Richard Morrison needs to recognise that both the Royal Opera and ENO are in fact substantially underfunded – as far as public money for their “establishment” is concerned. London has far too little opera – considering the population of its catchment area. Our politicians’ view of the way to nurture the live performing arts is over-influenced by the profitability of musicals and also of a few quite short-running spoken theatre productions in the West End – thanks to the torrent of tourism from which London retailers, restaurants and hotel owners benefit as well as its theatrical impresarios. The fact is that although ensemble work is the performing arts norm across Europe, it is now virtually unknown (away from dance companies and orchestras – for obvious reasons) in the English-speaking world.
The Bavarian State Opera’s current subsidy (from the city of Munich and from Bavaria) is 61.7 million euros, about £46 million for opera and ballet. And there are over 60 other opera companies in Germany subsidised to a comparable extent. For example, Augsburg’s theatre gets about £13 million to put on opera, plays and dance. The Royal Opera and ENO together get far less than Munich’s principal company – and Munich also supports another opera company at the Gärtnerplatztheater, recently rebuilt, with another £20 million. So Munich with 1.5 million inhabitants subsidises its two opera companies twice as generously as London. London needs to be realistic about what culture in terms of the live performing arts actually costs – if you want to do it properly.
You either subsidise opera or you forego nurturing an established opera audience – as we in Britain seem to be deciding. Even in the USA the whole structure of tax kickbacks for gifts to non-profit companies amounts virtually to a sort of “pluralist” subsidy system – and depends on choices made by private individuals but encouraged by what the US tax system allows rather than a publicly supported and endorsed process. In Britain, which is not a poor country and which relishes being host to mega-rich immigrants as well as enjoying the continuing presence of much “old” money too, we seem to have reached the point where neither central government nor local government can “afford” to support many ongoing aspects of our increasingly etiolated traditional culture. Outside London orchestral music and opera and even spoken theatre are minimally to be found and at unsuitably high prices where they do exist. So these kinds of “performing arts” culture are sadly and very definitely not for everyone.
The Coliseum is a huge theatre and the amount of opera done in it has shrunk considerably compared with its glory days in the 1980s and 1990s. Back then there was a steady attempt to raise prices in a market-testing operation encouraged by the Arts Council in the days of Mrs T hatcher to see how much opera could support itself – on the “user should pay” principle. The German system does not mean cheap opera for all. Prices in Munich and Frankfurt can be high. But there is in Germany an awareness that in many places the opera public cannot chip in that far by buying pricey tickets.
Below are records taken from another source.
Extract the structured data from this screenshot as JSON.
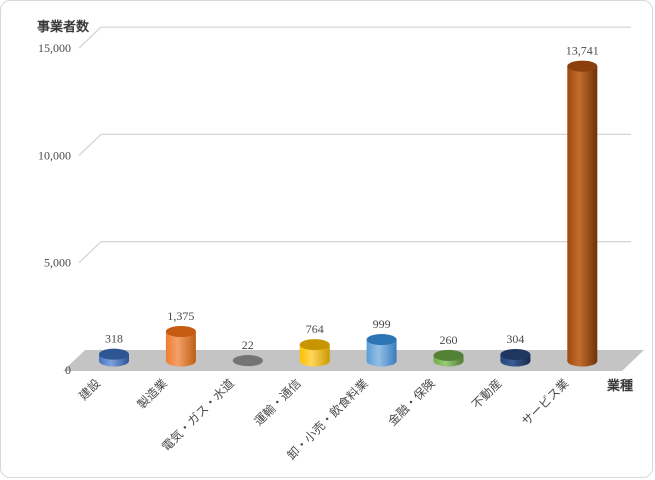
{
  "page": {
    "background": "#FFFFFF",
    "border_color": "#D9D9D9"
  },
  "chart_data": {
    "type": "bar",
    "subtype": "3d-cylinder",
    "title": "",
    "ylabel": "事業者数",
    "xlabel": "業種",
    "categories": [
      "建設",
      "製造業",
      "電気・ガス・水道",
      "運輸・通信",
      "卸・小売・飲食料業",
      "金融・保険",
      "不動産",
      "サービス業"
    ],
    "values": [
      318,
      1375,
      22,
      764,
      999,
      260,
      304,
      13741
    ],
    "value_labels": [
      "318",
      "1,375",
      "22",
      "764",
      "999",
      "260",
      "304",
      "13,741"
    ],
    "ylim": [
      0,
      15000
    ],
    "yticks": [
      0,
      5000,
      10000,
      15000
    ],
    "ytick_labels": [
      "0",
      "5,000",
      "10,000",
      "15,000"
    ],
    "grid": true,
    "legend": false,
    "gridline_color": "#D6D6D6",
    "floor_color": "#C4C4C4",
    "text_color": "#4A4A4A",
    "series_colors": [
      {
        "name": "blue",
        "body": "#4472C4",
        "light": "#7DA1DC",
        "dark": "#2F5597",
        "top": "#2E5693"
      },
      {
        "name": "orange",
        "body": "#ED7D31",
        "light": "#F4A06A",
        "dark": "#BF5E12",
        "top": "#C55A11"
      },
      {
        "name": "gray",
        "body": "#A5A5A5",
        "light": "#C3C3C3",
        "dark": "#7F7F7F",
        "top": "#747474"
      },
      {
        "name": "gold",
        "body": "#FFC000",
        "light": "#FFD65C",
        "dark": "#CC9900",
        "top": "#C69500"
      },
      {
        "name": "light-blue",
        "body": "#5B9BD5",
        "light": "#93BFE6",
        "dark": "#3A7CBE",
        "top": "#2E75B6"
      },
      {
        "name": "green",
        "body": "#70AD47",
        "light": "#9ACA79",
        "dark": "#4F7A33",
        "top": "#538135"
      },
      {
        "name": "navy",
        "body": "#264478",
        "light": "#3B5C96",
        "dark": "#17294A",
        "top": "#1E3760"
      },
      {
        "name": "brown",
        "body": "#A0490F",
        "light": "#C26E2D",
        "dark": "#6E3108",
        "top": "#8B3F0C"
      }
    ]
  }
}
The cheapest way to put on opera and classical music is for the makers, orchestras and opera companies, to provide a lot of product where they live (without doing much touring) and to use an ensemble for the work that they do. Alas, London orchestras have also largely failed to follow American examples and maximise audiences by performing programmes three or four times in the same venue. A sure way that an opera company can extend the market is by using its ensemble to spread performances of particular productions and operas which have proved popular (and therefore remain in the the available repertory) throughout a 10-month season rather than featuring them for just a brief few weeks. That enfranchises real word of mouth, and can better in due course match supply to demand. That will gradually spread the word and engage with a broader and not necessarily informed public. Staggione – the Italian way – has led to the current disastrous situation in Italy where even opera centres like Naples and Florence only mount six or seven works in a year for sometimes as few as five performances each. No way to achieve a healthy opera economy. The future of opera depends on introducing new audiences to the joys of the artform, its expressive music, its singing, the ideas with which its masterpieces tussle so powerfully, its humour, its tragedy, its ability to communicate to a vast crowd in a personal way – because everybody hears the same voice the same way as if it’s just for them.
London needs more opera not less. Classical music and opera have to expand their popular base. Subsidy cuts can only make that harder and harder. The live performing arts in an age of mechanical reproduction cannot make money without debasing and abusing the skills on which they depend. Live performance is totally different from film and recordings because it’s fresh every time it happens, and audiences have to stay on their toes not to miss anything so valuable and worthwhile as it occurs. Live performance, making it happen, and being able to appreciate is a discipline for all involved – audiences just as much as performers and their army of helpers that make it work. This isn’t for robots. It is human in the highest sense. We lose it at our peril.